À l’occasion de la première du concert “Juste Catherine Ribeiro”, nous avons posé à Jann Halexander quelques rafales de questions. Voici la deuxième salve, articulée autour de la chanson « La vie en bref ».


Nous avons commencé par découvrir ton spectacle « Juste Catherine Ribeiro » avec une chanson d’amour de structure assez complexe et néanmoins placée en ouverture du récital. Voici, aujourd’hui, « La vie en bref », une chanson qui ressemble vraiment à une chanson, ce qui n’est pas toujours le cas dans le répertoire de Catherine Ribeiro. D’ailleurs, l’album La Déboussole, dont il est extrait, a été critiqué en 1980 parce qu’il contenait plus de titres jugés « formatés » qu’à l’accoutumée ! Avant la polémique, commençons par le texte : comment Catherine Ribeiro y résume-t-elle la vie, et comment son florilège résonne-t-il avec ton propre ressenti ?
Déjà, oui, ça résonne avec mon ressenti car j’aime bien quand un artiste résume un peu sa vie dans une chanson. Je pense à « Autoportrait » de Marcel Mouloudji, où il se livre complètement. C’est magistral.

Tu t’es essayé à l’exercice, toi aussi, avec « Le Mulâtre ».
Oui. D’ailleurs, dans mon répertoire, c’est une chanson particulière puisqu’elle existe aussi bien en version chantée qu’en version parlée ; et je trouve ça sain d’avoir une chanson qui est une carte d’identité.

 

 

En évoquant une chanson qui peut aussi être présentée sans musique (on sait que, au moment où nous nous parlons, Richard Gotainer dit ses textes de chansons au Lucernaire…), tu reviens sur la question que je te posais : qu’est-ce qu’une chanson ?
C’est vrai qu’on imagine un enchaînement couplet / refrain de 3’30 ; et c’est exact que « La vie en bref » ressemble plus à cet archétype que d’autres titres de Catherine.
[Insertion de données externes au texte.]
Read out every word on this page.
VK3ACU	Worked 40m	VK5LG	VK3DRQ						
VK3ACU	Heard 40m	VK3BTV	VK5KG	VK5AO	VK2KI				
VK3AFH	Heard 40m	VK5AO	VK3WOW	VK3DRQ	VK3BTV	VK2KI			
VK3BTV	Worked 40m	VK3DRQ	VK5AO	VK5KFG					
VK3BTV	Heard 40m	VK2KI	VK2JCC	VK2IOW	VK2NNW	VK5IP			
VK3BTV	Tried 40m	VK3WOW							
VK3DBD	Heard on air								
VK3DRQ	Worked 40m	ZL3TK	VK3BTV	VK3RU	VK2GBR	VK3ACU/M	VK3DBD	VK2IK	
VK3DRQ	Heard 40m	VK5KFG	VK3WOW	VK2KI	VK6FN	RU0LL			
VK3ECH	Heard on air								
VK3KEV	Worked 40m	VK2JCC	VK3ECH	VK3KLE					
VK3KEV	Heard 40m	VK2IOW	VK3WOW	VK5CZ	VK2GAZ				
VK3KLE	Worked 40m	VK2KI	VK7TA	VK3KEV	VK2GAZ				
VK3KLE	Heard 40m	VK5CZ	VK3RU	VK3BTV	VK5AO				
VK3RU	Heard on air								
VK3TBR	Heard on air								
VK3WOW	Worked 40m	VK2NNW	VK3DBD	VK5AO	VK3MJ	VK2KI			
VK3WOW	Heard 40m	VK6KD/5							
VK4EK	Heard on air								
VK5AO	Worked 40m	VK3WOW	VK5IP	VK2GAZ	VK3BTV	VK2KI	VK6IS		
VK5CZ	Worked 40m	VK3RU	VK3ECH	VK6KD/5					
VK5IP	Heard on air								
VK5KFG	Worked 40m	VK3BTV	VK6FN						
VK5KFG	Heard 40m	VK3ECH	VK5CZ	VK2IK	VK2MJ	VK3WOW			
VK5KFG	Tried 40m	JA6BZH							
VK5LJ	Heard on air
Pour autant, ça reste du pur Ribeiro condensé en 3’30 à peine. Tout y est. Sa voix, son écriture et son dynamisme sont signés.

En effet, même si la structure est simple, le texte reste poétique, on n’est pas dans le factuel ! De même, côté musique, en apparence, tout roule : sur les paroles se greffe la musique de Francis Campello… mais c’est pas si simple non plus ! Sous ses airs enjoués, la structure de la chanson est originale : deux couplets, un refrain, un pont, un élément exogène… Cet élément exogène, c’est toi qui l’as greffé. Explique-nous ce dont il s’agit.
C’est d’abord une question de principe. Je n’aime pas les hommages stricto sensu. Je ne vois pas l’intérêt de respecter à la lettre ou à la note près ce qu’un artiste a déjà fait. Quand je chante un collègue, j’y apporte forcément ma touche. Sinon, ça ne m’intéresse pas. J’essaye de faire la même chose sans faire la même chose. Catherine est complètement d’accord là-dessus. Manifestement, ses fans aussi.

Tu as eu contact avec un fan-club ?
Des admirateurs de Catherine sont venus voir la première. Ils ont aimé. Ils me l’ont dit. Certains me l’ont écrit. D’autres, qui ne connaissaient pas Jann Halexander, veulent venir lors des prochaines dates, cela fait très plaisir. Et ça tombe bien car « La vie en bref » est une chanson dont l’atmosphère est festive. C’est pas une chanson qui dit que la vie est brève ! C’est pas une chanson de désespoir, sombre ou noire. Ce que dit « La vie en bref », c’est que, quoi qu’il se passe, la vie continue. La musique de Francis Campello s’accorde avec ce projet. Il y a quelque chose de très punchy. Donc ça me fait penser à de la pop brésilienne de la fin des années 1970, début 1980. Je verrais bien ça chanté en portugais. Alors, j’ai voulu donner une forme de tonalité tropicale pour cette chanson-là.

C’est aussi une marque d’halexandérisation de Catherine Ribeiro : elle est d’origine portugaise, tu es natif d’un pays tropical, tu mélanges les deux !
Le Gabon est un pays d’Afrique équatoriale, en effet. Peut-être est-ce ce qui m’a pour partie aidé à être sensible à la chanteuse brésilienne Elis Regina.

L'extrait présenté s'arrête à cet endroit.